Милорд положил книгу на стол и произнес:
— Ты всегда это знала, не правда ли? — Он подошел так близко, что я услышала его дыхание, и меня поглотило неимоверное желание вцепиться когтями в его лицо. Я даже глаза прикрыла, боясь потерять контроль, и не желая, чтобы он это понял.
— Я знаю, кем являетесь вы, милорд, и никогда не писала об убийцах… — В моих словах было больше усталости, чем гнева, и он это понял, но его собственный гнев был не меньше моего.
— Алекс погиб из-за твоего выбора, Лиина! Ты приняла решение и его последствия, а я всего лишь исполнил твою волю! Так кто же из нас убийца? — Он скривил свои губы, но это не испортило его лица.
Меня передернуло от его слов и собственных воспоминаний, словно только вчера, а не десять лет назад я задала себе тот же вопрос после смерти юноши, ответственность за гибель которого лежала и на моих плечах. Но я не собиралась возражать милорду, ибо даже при отсутствии умышленной вины наши действия могут быть столь разрушительными, что после них не остается ничего живого. Я только не хотела слышать имя Алекса, произнесенное из уст милорда. Это было слишком тяжело и я велела себе замолчать.
Жаль, что я не могла просить об этом милорда, а он продолжал:
— Я прочел твою книгу, Лиина. Ты никогда не писала обо мне. О ком угодно и о чем угодно, но только не обо мне. Я хочу это исправить, — милорд вернулся к рабочему столу и развернул экран монитора, стоявшего на нем, совершенно пустого, за исключением моего имени. — Название книги можешь придумать сама. И еще… Пока ты пишешь ее, ты будешь жить. Неважно, сколько времени это займет.
— А если я откажусь? — Его предложение застало меня врасплох, словно человеку, приговоренному к смерти, отсрочили исполнение приговора в самый последний момент.
— Ты же не хочешь умирать медленно, Лиина? — Милорд был слишком серьезен, чтобы поверить ему сразу и безоговорочно, но боль уже коснулась меня своим черным крылом, увлекая к смерти и разрушению, и оттягивать конец было все равно, что увеличивать муку, в которой корчилась моя душа.
Предложение милорда привело меня в замешательство. Подобная отсрочка не была ему свойственна, а его желание все закончить было слишком искренним — я это чувствовала и потому спросила:
— Зачем вам это нужно?
Но он не ответил мне, лишь снова повторил:
— Ты можешь написать книгу обо мне и моем мире без ограничения во времени или умирать так долго, как я захочу. И ты знаешь, что я могу сделать с человеком, отказавшим мне в столь незначительной просьбе. — С этими словами милорд пододвинул монитор к самому краю стола, словно намеревался сбросить его на пол, если я откажусь, и я сделала шаг.

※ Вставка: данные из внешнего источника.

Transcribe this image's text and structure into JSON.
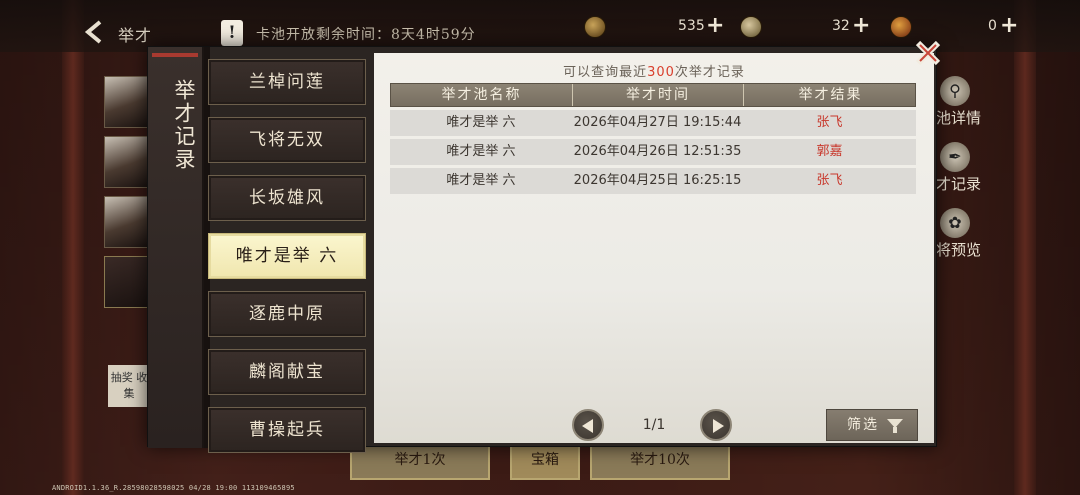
{
  "topbar": {
    "back_label": "举才",
    "notice_icon": "!",
    "pool_timer": "卡池开放剩余时间：8天4时59分",
    "currencies": [
      {
        "value": "535",
        "icon": "coin-icon"
      },
      {
        "value": "32",
        "icon": "gem-icon"
      },
      {
        "value": "0",
        "icon": "token-icon"
      }
    ]
  },
  "side": {
    "lottery_note": "抽奖 收集"
  },
  "right_menu": {
    "items": [
      {
        "label": "池详情",
        "icon": "magnifier-icon"
      },
      {
        "label": "才记录",
        "icon": "brush-icon"
      },
      {
        "label": "将预览",
        "icon": "swirl-icon"
      }
    ]
  },
  "bottom": {
    "left_label": "举才1次",
    "mid_label": "宝箱",
    "right_label": "举才10次"
  },
  "dialog": {
    "title": "举才记录",
    "tabs": [
      {
        "label": "兰棹问莲",
        "active": false
      },
      {
        "label": "飞将无双",
        "active": false
      },
      {
        "label": "长坂雄风",
        "active": false
      },
      {
        "label": "唯才是举 六",
        "active": true
      },
      {
        "label": "逐鹿中原",
        "active": false
      },
      {
        "label": "麟阁献宝",
        "active": false
      },
      {
        "label": "曹操起兵",
        "active": false
      }
    ],
    "hint_prefix": "可以查询最近",
    "hint_count": "300",
    "hint_suffix": "次举才记录",
    "table": {
      "headers": [
        "举才池名称",
        "举才时间",
        "举才结果"
      ],
      "rows": [
        {
          "pool": "唯才是举 六",
          "time": "2026年04月27日 19:15:44",
          "result": "张飞"
        },
        {
          "pool": "唯才是举 六",
          "time": "2026年04月26日 12:51:35",
          "result": "郭嘉"
        },
        {
          "pool": "唯才是举 六",
          "time": "2026年04月25日 16:25:15",
          "result": "张飞"
        }
      ]
    },
    "pager": {
      "page": "1/1"
    },
    "filter_label": "筛选",
    "accent_red": "#d9402e"
  },
  "version": "ANDROID1.1.36_R.28598028598025 04/28 19:00 113109465895"
}
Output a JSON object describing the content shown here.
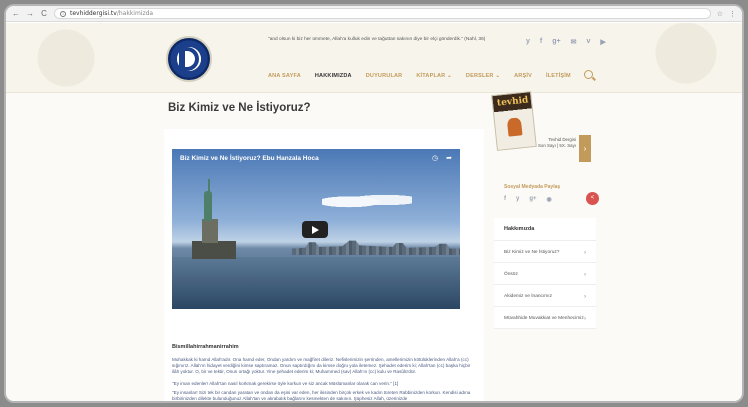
{
  "browser": {
    "back": "←",
    "forward": "→",
    "reload": "C",
    "info": "i",
    "url_host": "tevhiddergisi.tv",
    "url_path": "/hakkimizda",
    "star": "☆",
    "menu": "⋮"
  },
  "header": {
    "quote": "\"and olsun ki biz her ümmete, Allah'a kulluk edin ve tağuttan sakının diye bir elçi gönderdik.\" (Nahl, 36)",
    "social": [
      "y",
      "f",
      "g+",
      "✉",
      "v",
      "▶"
    ],
    "menu": [
      "ANA SAYFA",
      "HAKKIMIZDA",
      "DUYURULAR",
      "KİTAPLAR ⌄",
      "DERSLER ⌄",
      "ARŞİV",
      "İLETİŞİM"
    ],
    "active_menu": "HAKKIMIZDA"
  },
  "page": {
    "title": "Biz Kimiz ve Ne İstiyoruz?"
  },
  "video": {
    "title": "Biz Kimiz ve Ne İstiyoruz? Ebu Hanzala Hoca",
    "clock_icon": "◷",
    "share_icon": "➦"
  },
  "content": {
    "bismillah": "Bismillahirrahmanirrahim",
    "paragraphs": [
      "Muhakkak ki hamd Allah'adır. Ona hamd eder, Ondan yardım ve mağfiret dileriz. Nefislerimizin şerrinden, amellerimizin kötülüklerinden Allah'a (cc) sığınırız. Allah'ın hidayet verdiğini kimse saptıramaz. Onun saptırdığını da kimse doğru yola iletemez. Şehadet ederim ki; Allah'tan (cc) başka hiçbir ilâh yoktur. O, bir ve tektir, Onun ortağı yoktur. Yine şehadet ederim ki; Muhammed (sav) Allah'ın (cc) kulu ve Rasûlü'dür.",
      "\"Ey iman edenler! Allah'tan nasıl korkmak gerekirse öyle korkun ve siz ancak Müslümanlar olarak can verin.\" [1]",
      "\"Ey insanlar! Sizi tek bir candan yaratan ve ondan da eşini var eden, her ikisinden birçok erkek ve kadın türeten Rabbinizden korkun. Kendisi adına birbirinizden dilekte bulunduğunuz Allah'tan ve akrabalık bağlarını kesmekten de sakının. Şüphesiz Allah, üzerinizde"
    ]
  },
  "sidebar": {
    "magazine_brand": "tevhid",
    "magazine_caption_1": "Tevhid Dergisi",
    "magazine_caption_2": "Son Sayı | 5X. Sayı",
    "magazine_arrow": "›",
    "share_title": "Sosyal Medyada Paylaş",
    "share_icons": [
      "f",
      "y",
      "g+",
      "◉"
    ],
    "share_button": "<",
    "menu_title": "Hakkımızda",
    "menu_items": [
      "Biz Kimiz ve Ne İstiyoruz?",
      "Önsöz",
      "Akidemiz ve İnancımız",
      "Müvahhide Muvakkiat ve Menhecimiz"
    ],
    "chevron": "›"
  },
  "colors": {
    "accent": "#c29b5a",
    "logo_blue": "#1c3f8c",
    "share_red": "#d9534f"
  }
}
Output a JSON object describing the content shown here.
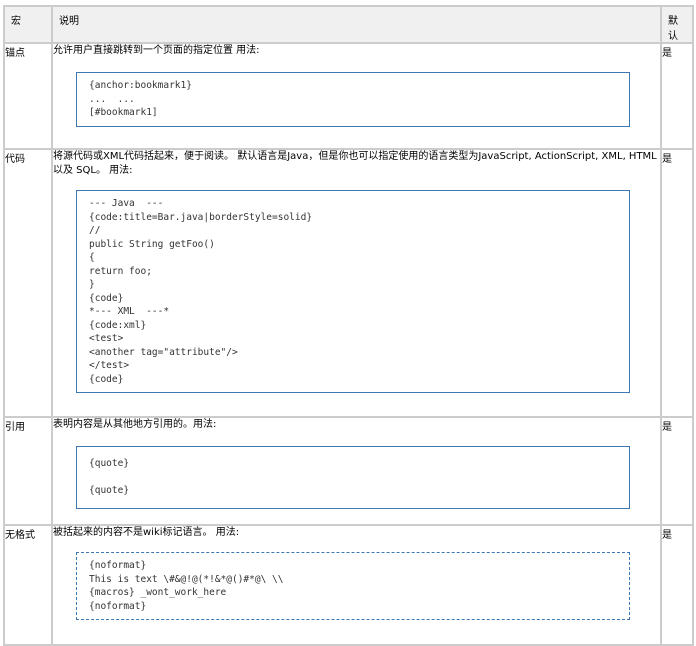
{
  "headers": {
    "macro": "宏",
    "description": "说明",
    "default": "默认"
  },
  "rows": [
    {
      "macro": "锚点",
      "description": "允许用户直接跳转到一个页面的指定位置 用法:",
      "code": [
        "{anchor:bookmark1}",
        "...  ...",
        "[#bookmark1]"
      ],
      "default": "是"
    },
    {
      "macro": "代码",
      "description": "将源代码或XML代码括起来，便于阅读。 默认语言是Java，但是你也可以指定使用的语言类型为JavaScript, ActionScript, XML, HTML 以及 SQL。 用法:",
      "code": [
        "--- Java  ---",
        "{code:title=Bar.java|borderStyle=solid}",
        "//",
        "public String getFoo()",
        "{",
        "return foo;",
        "}",
        "{code}",
        "*--- XML  ---*",
        "{code:xml}",
        "<test>",
        "<another tag=\"attribute\"/>",
        "</test>",
        "{code}"
      ],
      "default": "是"
    },
    {
      "macro": "引用",
      "description": "表明内容是从其他地方引用的。用法:",
      "code": [
        "{quote}",
        "",
        "{quote}"
      ],
      "default": "是"
    },
    {
      "macro": "无格式",
      "description": "被括起来的内容不是wiki标记语言。 用法:",
      "code": [
        "{noformat}",
        "This is text \\#&@!@(*!&*@()#*@\\ \\\\",
        "{macros} _wont_work_here",
        "{noformat}"
      ],
      "default": "是"
    }
  ]
}
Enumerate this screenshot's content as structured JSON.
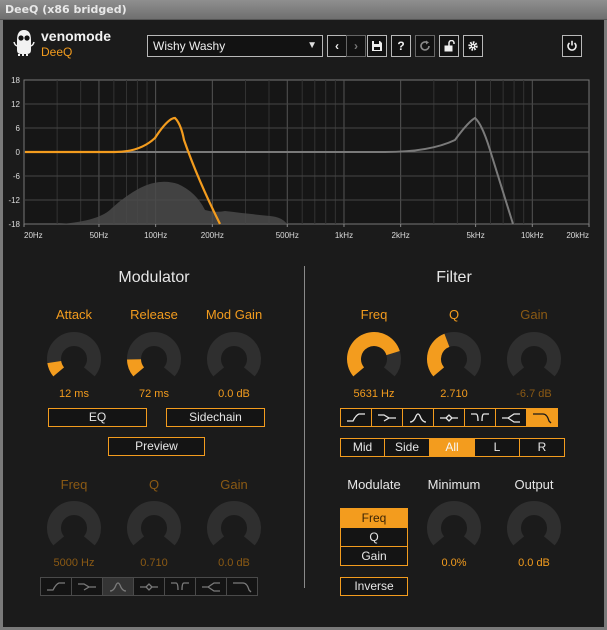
{
  "window": {
    "title": "DeeQ (x86 bridged)"
  },
  "header": {
    "brand": "venomode",
    "product": "DeeQ",
    "preset": "Wishy Washy",
    "buttons": {
      "prev": "‹",
      "next": "›",
      "save": "💾",
      "help": "?",
      "compare": "↻",
      "lock": "🔓",
      "settings": "⚙",
      "power": "⏻"
    }
  },
  "graph": {
    "y_ticks": [
      "18",
      "12",
      "6",
      "0",
      "-6",
      "-12",
      "-18"
    ],
    "x_ticks": [
      "20Hz",
      "50Hz",
      "100Hz",
      "200Hz",
      "500Hz",
      "1kHz",
      "2kHz",
      "5kHz",
      "10kHz",
      "20kHz"
    ],
    "colors": {
      "active_curve": "#f39c1e",
      "inactive_curve": "#7a7a7a",
      "grid": "#555555"
    }
  },
  "modulator": {
    "title": "Modulator",
    "attack": {
      "label": "Attack",
      "value": "12 ms",
      "level": 0.12
    },
    "release": {
      "label": "Release",
      "value": "72 ms",
      "level": 0.15
    },
    "mod_gain": {
      "label": "Mod Gain",
      "value": "0.0 dB",
      "level": 0.0
    },
    "eq_button": "EQ",
    "sidechain_button": "Sidechain",
    "preview_button": "Preview",
    "freq": {
      "label": "Freq",
      "value": "5000 Hz"
    },
    "q": {
      "label": "Q",
      "value": "0.710"
    },
    "gain": {
      "label": "Gain",
      "value": "0.0 dB"
    },
    "selected_shape": 2
  },
  "filter": {
    "title": "Filter",
    "freq": {
      "label": "Freq",
      "value": "5631 Hz",
      "level": 0.78
    },
    "q": {
      "label": "Q",
      "value": "2.710",
      "level": 0.42
    },
    "gain": {
      "label": "Gain",
      "value": "-6.7 dB",
      "level": 0.0
    },
    "selected_shape": 6,
    "channels": [
      "Mid",
      "Side",
      "All",
      "L",
      "R"
    ],
    "selected_channel": "All",
    "modulate_label": "Modulate",
    "modulate_options": [
      "Freq",
      "Q",
      "Gain"
    ],
    "selected_modulate": "Freq",
    "inverse_button": "Inverse",
    "minimum": {
      "label": "Minimum",
      "value": "0.0%"
    },
    "output": {
      "label": "Output",
      "value": "0.0 dB"
    }
  }
}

Еще немного и рука моя коснулась клавиатуры. Пустой экран притягивал к себе и я подумала, что была рождена для того, чтобы писать, но милорд изменил мою судьбу. Я всегда хотела дойти до самого конца своей жизни, зачерпнув из ее источника столько, сколько смогу выпить, но благодаря милорду, я зачерпнула даже сверх того, что могла унести. И все же я всегда хотела дойти до конца и не бояться.

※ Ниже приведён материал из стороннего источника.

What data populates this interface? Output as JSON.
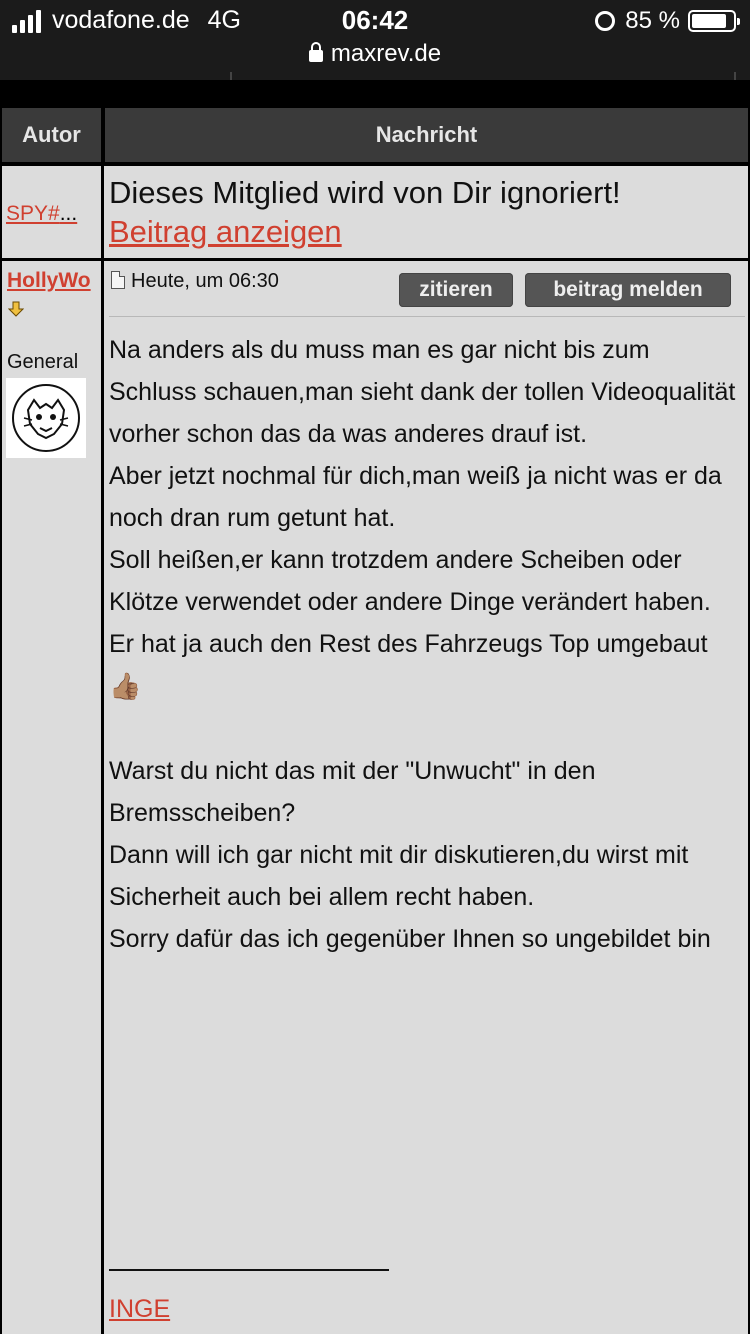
{
  "status_bar": {
    "carrier": "vodafone.de",
    "network": "4G",
    "time": "06:42",
    "battery": "85 %",
    "battery_level": 0.85,
    "url": "maxrev.de"
  },
  "table": {
    "headers": {
      "author": "Autor",
      "message": "Nachricht"
    }
  },
  "ignored_post": {
    "author": "SPY#",
    "author_ellipsis": "...",
    "notice": "Dieses Mitglied wird von Dir ignoriert!",
    "show_link": "Beitrag anzeigen"
  },
  "post": {
    "author": "HollyWo",
    "rank": "General",
    "date": "Heute, um 06:30",
    "quote_button": "zitieren",
    "report_button": "beitrag melden",
    "body": [
      "Na anders als du muss man es gar nicht bis zum Schluss schauen,man sieht dank der tollen Videoqualität vorher schon das da was anderes drauf ist.",
      "Aber jetzt nochmal für dich,man weiß ja nicht was er da noch dran rum getunt hat.",
      "Soll heißen,er kann trotzdem andere Scheiben oder Klötze verwendet oder andere Dinge verändert haben.",
      "Er hat ja auch den Rest des Fahrzeugs Top umgebaut",
      "Warst du nicht das mit der \"Unwucht\" in den Bremsscheiben?",
      "Dann will ich gar nicht mit dir diskutieren,du wirst mit Sicherheit auch bei allem recht haben.",
      "Sorry dafür das ich gegenüber Ihnen so ungebildet bin"
    ],
    "emoji": "👍🏽",
    "signature": "INGE"
  },
  "colors": {
    "link": "#d04030",
    "header_bg": "#3a3a3a",
    "cell_bg": "#dcdcdc",
    "button_bg": "#555555"
  }
}
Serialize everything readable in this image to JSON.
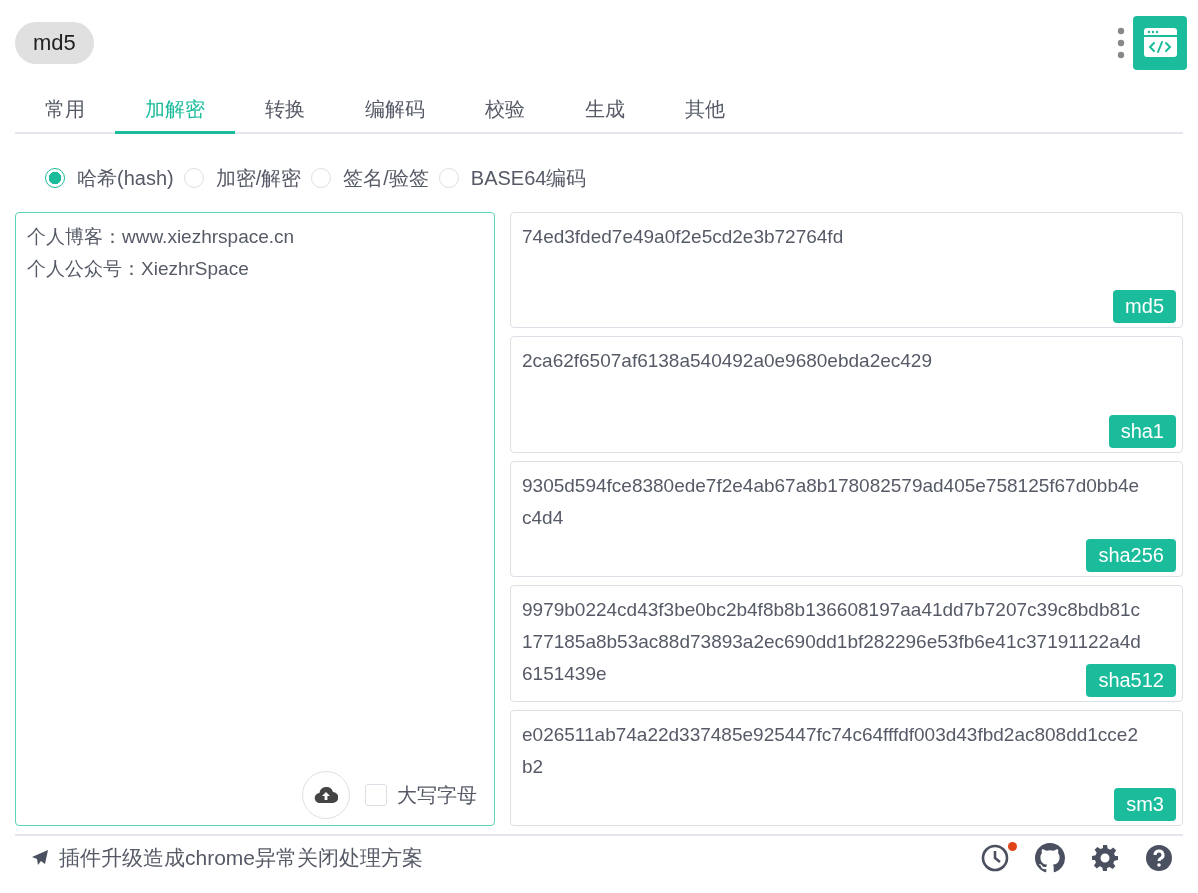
{
  "header": {
    "title": "md5"
  },
  "tabs": [
    {
      "label": "常用",
      "selected": false
    },
    {
      "label": "加解密",
      "selected": true
    },
    {
      "label": "转换",
      "selected": false
    },
    {
      "label": "编解码",
      "selected": false
    },
    {
      "label": "校验",
      "selected": false
    },
    {
      "label": "生成",
      "selected": false
    },
    {
      "label": "其他",
      "selected": false
    }
  ],
  "modes": [
    {
      "label": "哈希(hash)",
      "selected": true
    },
    {
      "label": "加密/解密",
      "selected": false
    },
    {
      "label": "签名/验签",
      "selected": false
    },
    {
      "label": "BASE64编码",
      "selected": false
    }
  ],
  "input": {
    "value": "个人博客：www.xiezhrspace.cn\n个人公众号：XiezhrSpace",
    "uppercase": {
      "label": "大写字母",
      "checked": false
    }
  },
  "outputs": [
    {
      "value": "74ed3fded7e49a0f2e5cd2e3b72764fd",
      "label": "md5"
    },
    {
      "value": "2ca62f6507af6138a540492a0e9680ebda2ec429",
      "label": "sha1"
    },
    {
      "value": "9305d594fce8380ede7f2e4ab67a8b178082579ad405e758125f67d0bb4ec4d4",
      "label": "sha256"
    },
    {
      "value": "9979b0224cd43f3be0bc2b4f8b8b136608197aa41dd7b7207c39c8bdb81c177185a8b53ac88d73893a2ec690dd1bf282296e53fb6e41c37191122a4d6151439e",
      "label": "sha512"
    },
    {
      "value": "e026511ab74a22d337485e925447fc74c64fffdf003d43fbd2ac808dd1cce2b2",
      "label": "sm3"
    }
  ],
  "footer": {
    "notice": "插件升级造成chrome异常关闭处理方案",
    "icons": [
      {
        "kind": "history",
        "badge": true
      },
      {
        "kind": "github",
        "badge": false
      },
      {
        "kind": "settings",
        "badge": false
      },
      {
        "kind": "help",
        "badge": false
      }
    ]
  }
}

Мои пальцы погладили черные клавиши с белыми буквами, ожившими на экране: «ДЕНЬ ПЕРВЫЙ: Дневник из преисподней». Я перешла черту…
Глава вторая
ДЕНЬ ВТОРОЙ: «Мы рождены для битвы и всегда дойдем до самого ее конца!».
Наступившее утро нового дня было серым и пасмурным — таким же, как и мои чувства. В глубине тела по-прежнему жила боль, так и не покинувшая желудок. Разум запретил вспоминать события прошлых дней, но тело не могло так просто забыть, и я впервые согласилась с мыслью, что наша душа способна разрушать наше тело ничуть не хуже любого оружия.
Монитор, стоявший на столе, притягивал к себе, и я вдруг поняла, что милорд знает меня лучше меня самой. Строки, ложившиеся на экран, не позволяли сойти с ума и давали пусть краткую, но все же передышку. Откуда милорд это знал?
В конце концов, если кто-то и знает о боли больше других, то я не исключаю, что это он, несмотря на огромные белые пятна его биографии, оставшиеся неизвестными для меня. Я почти ничего не знаю о жизни милорда до встречи с ним, но мое собственное прошлое не отпускает меня никогда. Оно снова и снова вторгается в мою жизнь, и самая горькая его часть вызывает знакомое чувство страха, рожденное болью и невозможностью изменить настоящее.